2. Prepare the journal entry to record the exercise of the
conversion option, using the book value method.
There should be two general journals. one with 3 accounts on jan 1 2015 and one on jan 1 2017 with 4 accounts.
1. Journal entry for original issuance of convertible debentures:
Bank A/c Dr. 11,000,000
To 10% convertible debentures A/c 8,500,000
To share premium-conversion A/c 2,500,000 (Balancing figure)
2. Journal entry for exercise of conversion option
10% Convertible debentures A/c Dr. 4,000,000
Share premium-conversion A/c Dr. 1,000,000
To common stock A/c(72,000 shares @ 10$) 240,000
To additional paid in capital A/c (balancing figure)4,760,000
Explanations for the above 2 journal entries:
1. The debentures are recorded in the books taking into consideration their present value on the date of issuance. The balancing figure is attributed to the share premium conversion account which is to be subsequently reversed on conversion.

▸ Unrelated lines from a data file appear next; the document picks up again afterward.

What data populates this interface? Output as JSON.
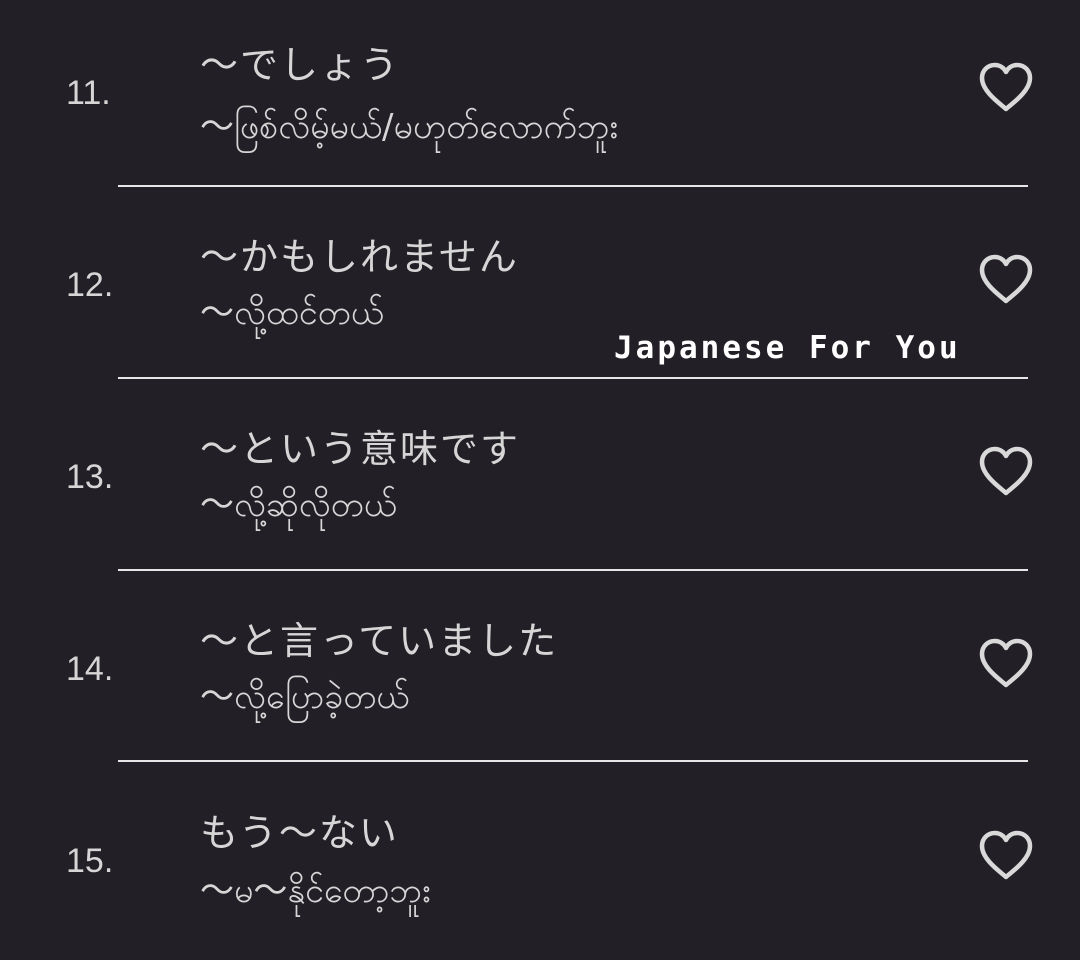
{
  "items": [
    {
      "number": "11.",
      "japanese": "〜でしょう",
      "burmese": "〜ဖြစ်လိမ့်မယ်/မဟုတ်လောက်ဘူး",
      "favorite_icon": "heart-outline-icon"
    },
    {
      "number": "12.",
      "japanese": "〜かもしれません",
      "burmese": "〜လို့ထင်တယ်",
      "favorite_icon": "heart-outline-icon"
    },
    {
      "number": "13.",
      "japanese": "〜という意味です",
      "burmese": "〜လို့ဆိုလိုတယ်",
      "favorite_icon": "heart-outline-icon"
    },
    {
      "number": "14.",
      "japanese": "〜と言っていました",
      "burmese": "〜လို့ပြောခဲ့တယ်",
      "favorite_icon": "heart-outline-icon"
    },
    {
      "number": "15.",
      "japanese": "もう〜ない",
      "burmese": "〜မ〜နိုင်တော့ဘူး",
      "favorite_icon": "heart-outline-icon"
    }
  ],
  "watermark": "Japanese For You",
  "colors": {
    "background": "#221f26",
    "text": "#d6d6d6",
    "divider": "#e6e6e6",
    "heart_stroke": "#d9d9d9"
  }
}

2. The company has given a conversion ratio of 6:1. However, the same was done when the par value of the stock was $30 per share. Since the same was split in the next year in the ratio of 3:1, each convertible debeneture will now fetch 18 shares. (18:1). 40% of the debenture holders(4,000 debentures) are being converted to stock. Therefore, the number of shares issued would be 4,000 x 18 = 72,000. The par value of stock issued would be 720,000(72,000*10). Since the journal entry is to be recorded at book value, the debentures account needs to be debited to the extent of 4,000,000(4,000 @ 1,000$ per debenture) and share premium proportionate to the 4,000 debentures needs to be reversed. The excess amount is to be recorded as additional paid in capital.